Standing atop the podium, only half an inch separated the first and second place shot put throwers at the Iowa Special Olympics in Ames on Friday. Nick Doner donned the gold medal around his neck.
Doner has participated in the Special Olympics for four years, coached by Kelsey Preston for three of those.
"He's very athletic, I don't really have to do much," Preston said.
Preston's favorite sport to coach is shot put, since she did it in high school. The practices are usually ran with the help of only one other person to record distances and help retrieve balls.
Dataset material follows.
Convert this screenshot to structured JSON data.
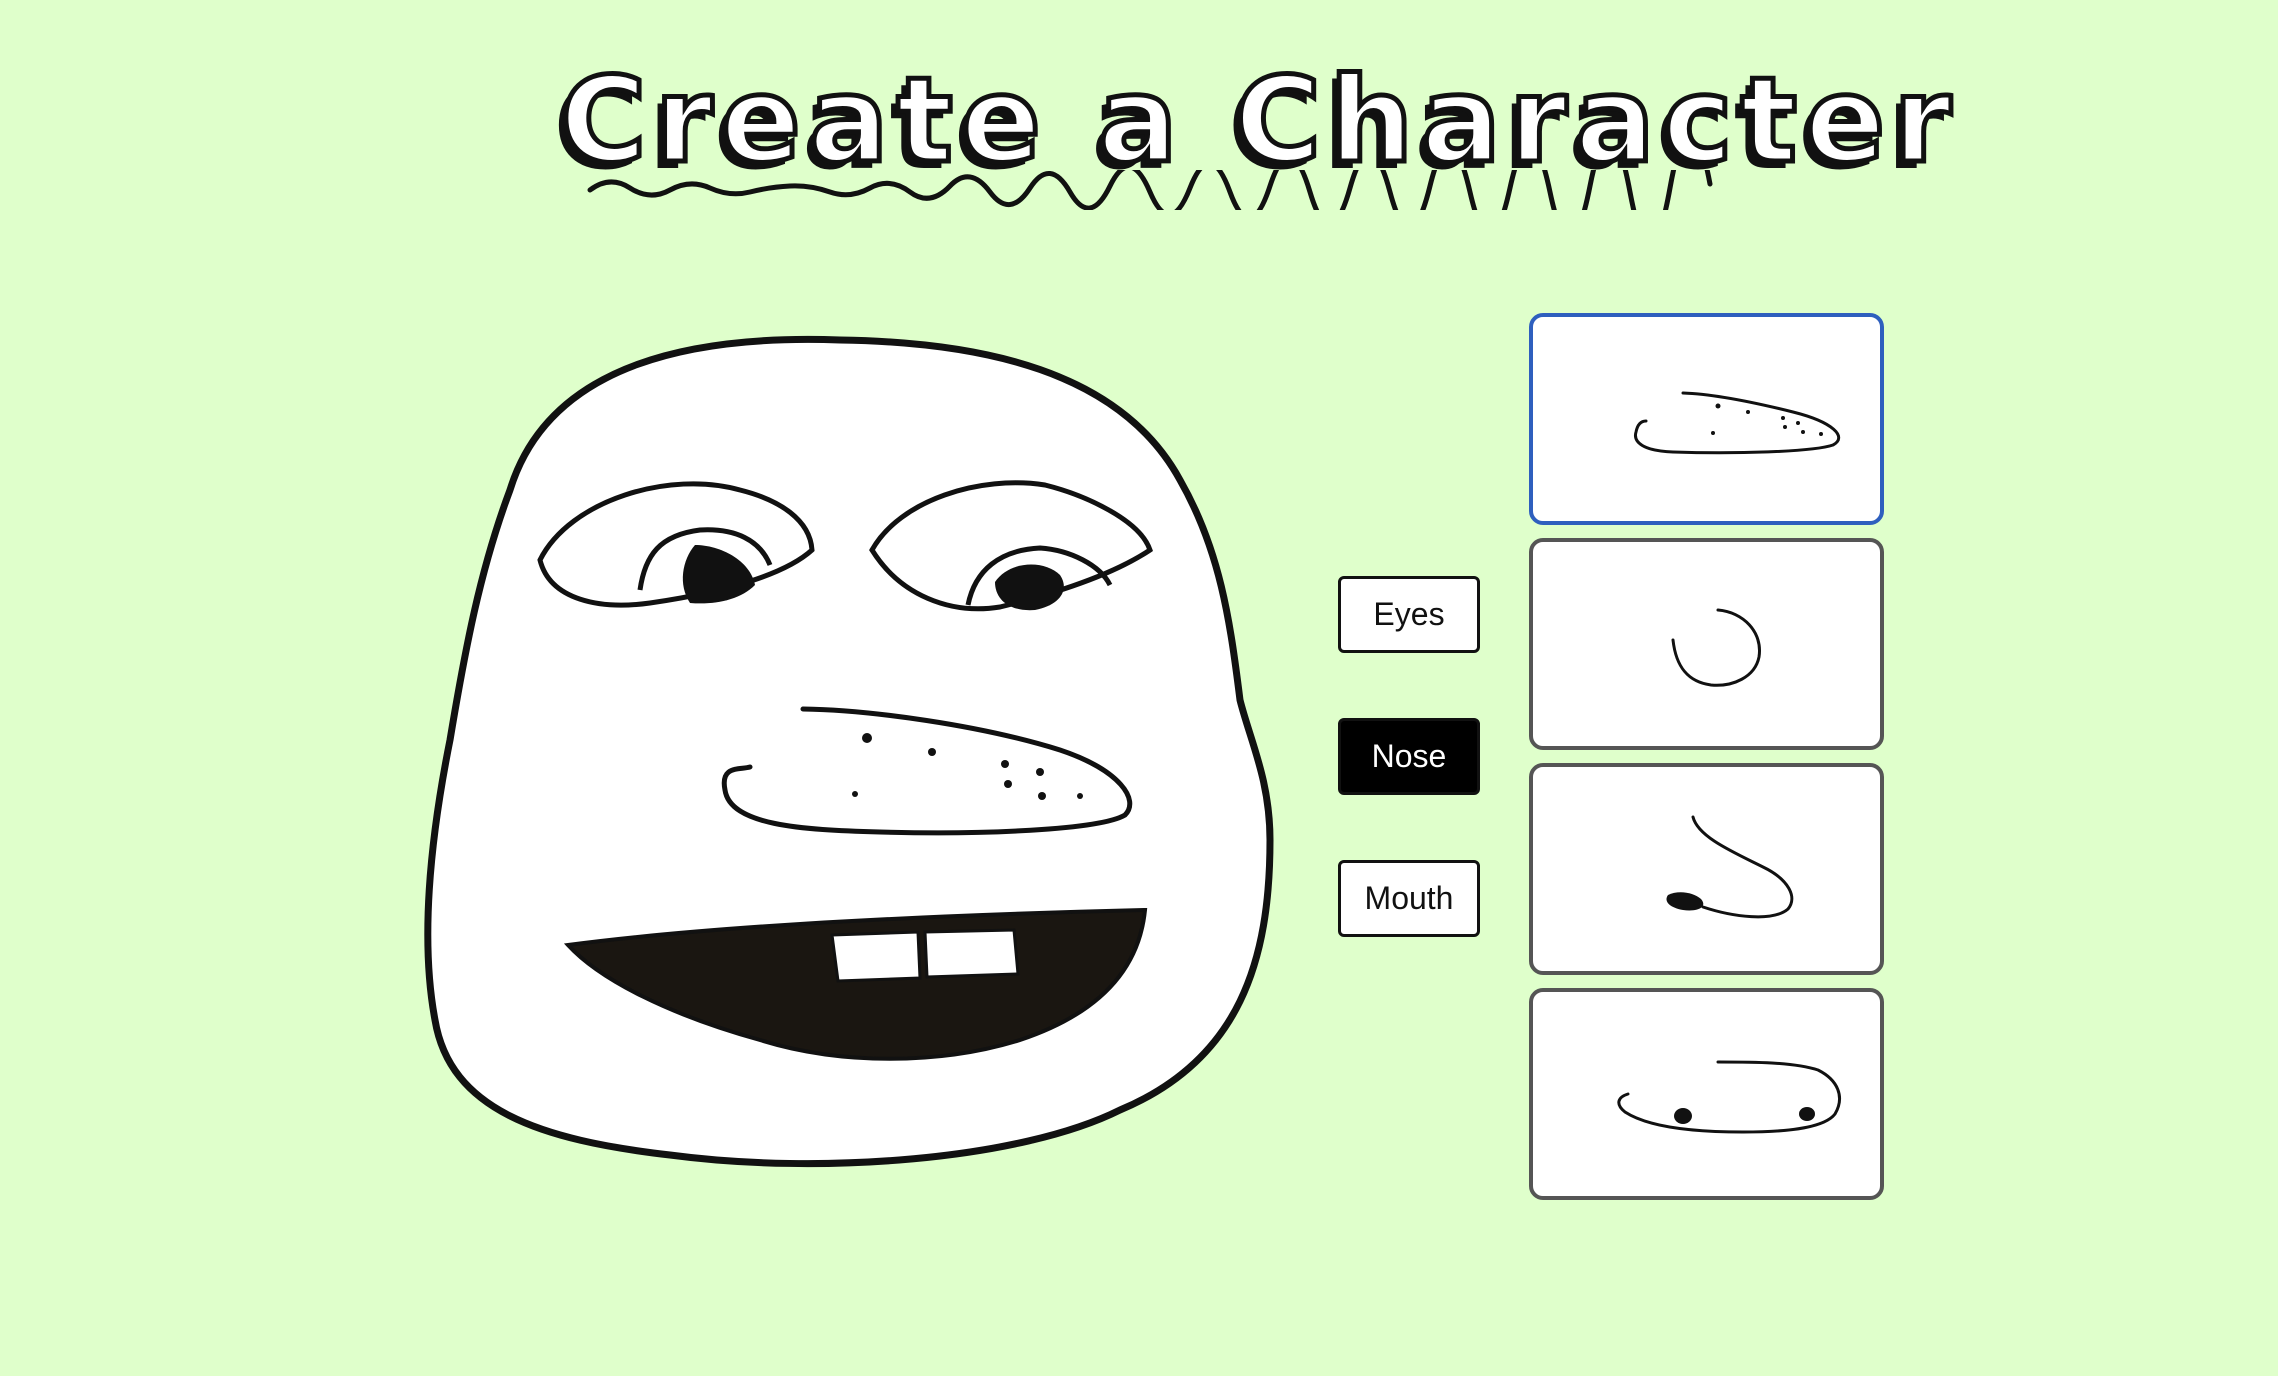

She said that despite some challenges, it really helps that the participants are eager to learn.
"When people start out, they are very frustrated and they're throwing it like a softball," Preston said.
One of the more challenging aspects of coaching is demonstrating the different skills that the athletes will need to utilize.
"It's awesome to be able to see people who may not get it completely and then that 'ah ha' moment," Preston said. "And each year, people have gotten better and better.
"Like Nick, he’s always been one of the best people that we’ve had, but he’s gotten better each year, and it’s good to see that."
As a multi-sport athlete, participating in both shot put and running long jump, Nick says what it's all about.
"Just trying your best. Just having fun," Doner said.
Doner's favorite part of the Special Olympics is competing against his fellow athletes.
"Everyone's having fun, whether they win or they lose, they all have fun," said Brad Heitman, a friend of Doner's. "That's the important thing. They're out with their peers instead of at work. They get to have fun and walk around and do what they want to do."
Preston agreed. She said everyone always seems to have a great time during the events.
"They're not always able to go do fun things like hang out at a hotel for three nights," Preston said. "It's fun to be able to do that and get out of town."
Kelsey described a situation that happened behind the pad while the shot put throws were being measured. Two of the cones were knocked over with one throw because they were so close together.
"The cones were pretty much on top of each other," Preston said. "[The athletes] were like, 'So how much did you beat me by? Half an inch? Oh, that's cool, good job, man.' So that's pretty cool. I work with some very ecstatic people."
Heitman said that watching Doner succeed is the most rewarding experience he's gotten from the Special Olympics.
"Their sportsmanship is by far something we could all learn from," Heitman said.
The athletes exemplified this. High fives were seen at every turn, congratulations offered to each and every athlete, and most importantly, everyone seemed to be having a good time.